ついでに、猫吸いをキメようとしたら、両手を突っ張らせて目に手を食い込ませるまでがセットだ。
「あー、やっぱり男子たち、女子力が高いですね……」
私は尊さんと涼さんのプレートを見て、広島に行った時の事を思い出す。
彼らは野菜も含めて色んな料理を彩りよくとっていて、まるでカフェのお洒落プレートだ。
恵もサラダ多めで、ちゃんと自分の事を考えている。
私は……、と、欲望まみれのプレートを見て落ち込んでしまう。
「だから気にすんなって」
尊さんにポンポンと肩を叩かれ、私は「あとでサラダ食べるもん……」とフォークを握る。
そのあと、作りたてのオムレツやベーコン、ソーセージなど、ビュッフェでお馴染みのラインナップを食べていく。
パンも色んな種類があったけれど、全員に共通しているのは甘い系のパンは選ばなかった事だ。
私は興味本位でシリアルも選び、牛乳を注いで子供の頃の事を思い出しつつ、懐かしい気持ちになってスプーンを動かした。

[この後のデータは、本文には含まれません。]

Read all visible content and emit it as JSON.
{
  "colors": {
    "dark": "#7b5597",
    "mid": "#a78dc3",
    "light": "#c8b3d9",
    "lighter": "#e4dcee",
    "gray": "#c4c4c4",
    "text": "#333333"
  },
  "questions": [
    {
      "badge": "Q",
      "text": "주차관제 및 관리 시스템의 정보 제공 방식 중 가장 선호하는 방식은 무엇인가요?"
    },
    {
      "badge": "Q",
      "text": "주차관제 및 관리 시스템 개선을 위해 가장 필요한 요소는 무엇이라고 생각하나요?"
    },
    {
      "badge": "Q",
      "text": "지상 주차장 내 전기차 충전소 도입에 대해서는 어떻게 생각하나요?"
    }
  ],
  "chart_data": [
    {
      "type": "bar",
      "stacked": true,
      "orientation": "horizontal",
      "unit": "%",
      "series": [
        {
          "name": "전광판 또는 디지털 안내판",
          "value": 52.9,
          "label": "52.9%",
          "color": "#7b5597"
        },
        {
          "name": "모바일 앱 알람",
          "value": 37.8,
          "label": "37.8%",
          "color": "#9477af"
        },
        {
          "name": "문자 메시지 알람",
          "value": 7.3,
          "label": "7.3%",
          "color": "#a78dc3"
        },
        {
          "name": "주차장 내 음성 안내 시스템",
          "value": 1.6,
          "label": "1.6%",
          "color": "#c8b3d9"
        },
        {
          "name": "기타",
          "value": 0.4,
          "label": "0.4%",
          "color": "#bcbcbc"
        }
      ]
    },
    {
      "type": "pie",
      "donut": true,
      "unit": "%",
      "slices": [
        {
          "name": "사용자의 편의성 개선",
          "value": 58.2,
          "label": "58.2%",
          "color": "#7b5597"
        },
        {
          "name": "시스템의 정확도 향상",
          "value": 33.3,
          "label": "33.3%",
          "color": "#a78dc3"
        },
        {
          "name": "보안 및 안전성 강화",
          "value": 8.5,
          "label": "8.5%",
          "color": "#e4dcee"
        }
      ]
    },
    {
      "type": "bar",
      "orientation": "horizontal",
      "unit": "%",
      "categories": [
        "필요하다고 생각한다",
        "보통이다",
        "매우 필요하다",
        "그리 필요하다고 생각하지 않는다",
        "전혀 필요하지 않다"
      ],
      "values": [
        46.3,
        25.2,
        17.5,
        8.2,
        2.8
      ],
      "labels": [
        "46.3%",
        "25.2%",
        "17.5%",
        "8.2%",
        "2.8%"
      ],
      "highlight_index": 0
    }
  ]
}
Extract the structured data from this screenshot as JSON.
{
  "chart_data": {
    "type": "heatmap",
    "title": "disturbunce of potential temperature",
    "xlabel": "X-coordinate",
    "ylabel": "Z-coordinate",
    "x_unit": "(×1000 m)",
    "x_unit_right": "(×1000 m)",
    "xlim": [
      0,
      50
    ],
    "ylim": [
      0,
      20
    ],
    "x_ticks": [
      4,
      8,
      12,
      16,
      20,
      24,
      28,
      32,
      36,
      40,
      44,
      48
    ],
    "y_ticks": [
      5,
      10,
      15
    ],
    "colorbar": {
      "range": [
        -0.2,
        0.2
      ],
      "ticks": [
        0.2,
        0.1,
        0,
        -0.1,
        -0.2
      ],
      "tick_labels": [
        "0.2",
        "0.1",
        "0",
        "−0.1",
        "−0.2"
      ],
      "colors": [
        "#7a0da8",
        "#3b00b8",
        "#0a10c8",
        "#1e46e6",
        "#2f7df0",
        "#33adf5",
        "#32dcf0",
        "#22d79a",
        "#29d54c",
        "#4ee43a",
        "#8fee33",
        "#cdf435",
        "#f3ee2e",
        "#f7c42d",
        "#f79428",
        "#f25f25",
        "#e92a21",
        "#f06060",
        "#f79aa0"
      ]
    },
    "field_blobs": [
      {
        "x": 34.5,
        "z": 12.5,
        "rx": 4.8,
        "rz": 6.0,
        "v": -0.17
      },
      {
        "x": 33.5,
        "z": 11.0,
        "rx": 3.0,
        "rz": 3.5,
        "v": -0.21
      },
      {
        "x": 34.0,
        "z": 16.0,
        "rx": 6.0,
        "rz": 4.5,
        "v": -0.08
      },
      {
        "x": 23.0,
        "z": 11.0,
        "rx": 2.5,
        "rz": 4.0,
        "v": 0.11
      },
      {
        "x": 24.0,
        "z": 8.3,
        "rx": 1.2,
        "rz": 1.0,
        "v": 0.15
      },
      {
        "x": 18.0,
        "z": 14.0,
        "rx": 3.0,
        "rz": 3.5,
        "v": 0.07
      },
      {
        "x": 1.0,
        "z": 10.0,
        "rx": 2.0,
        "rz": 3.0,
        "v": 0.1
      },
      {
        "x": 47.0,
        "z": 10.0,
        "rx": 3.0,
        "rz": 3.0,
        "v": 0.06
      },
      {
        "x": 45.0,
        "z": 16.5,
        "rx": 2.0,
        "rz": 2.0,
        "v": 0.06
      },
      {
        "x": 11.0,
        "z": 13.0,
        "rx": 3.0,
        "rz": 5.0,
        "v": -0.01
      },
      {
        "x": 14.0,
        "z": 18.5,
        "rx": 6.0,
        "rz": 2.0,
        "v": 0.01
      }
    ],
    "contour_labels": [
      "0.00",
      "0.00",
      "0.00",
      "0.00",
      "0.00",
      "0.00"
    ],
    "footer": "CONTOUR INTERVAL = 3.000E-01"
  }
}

デザートはスイーツよりも、南国ならではのフルーツをここぞとばかりに食べておいた。
十時になってホテルの近くにあるヴィトンへ行き、私たちはスタッフさんに予算を伝え、バッグをメインで買い、四人でお揃いの記念になる小物、男性陣にも何か小物が欲しいと伝えた。
尊さんたちは、もし予算(カジノで儲けたお金)よりオーバーしてもOKと伝えていた。
※ 余談ですが、何時からオープンしているのか確認したら、ケアンズのヴィトンショップは2年ぐらい前に閉店していました。リサーチ不足だった事をお詫びいたします。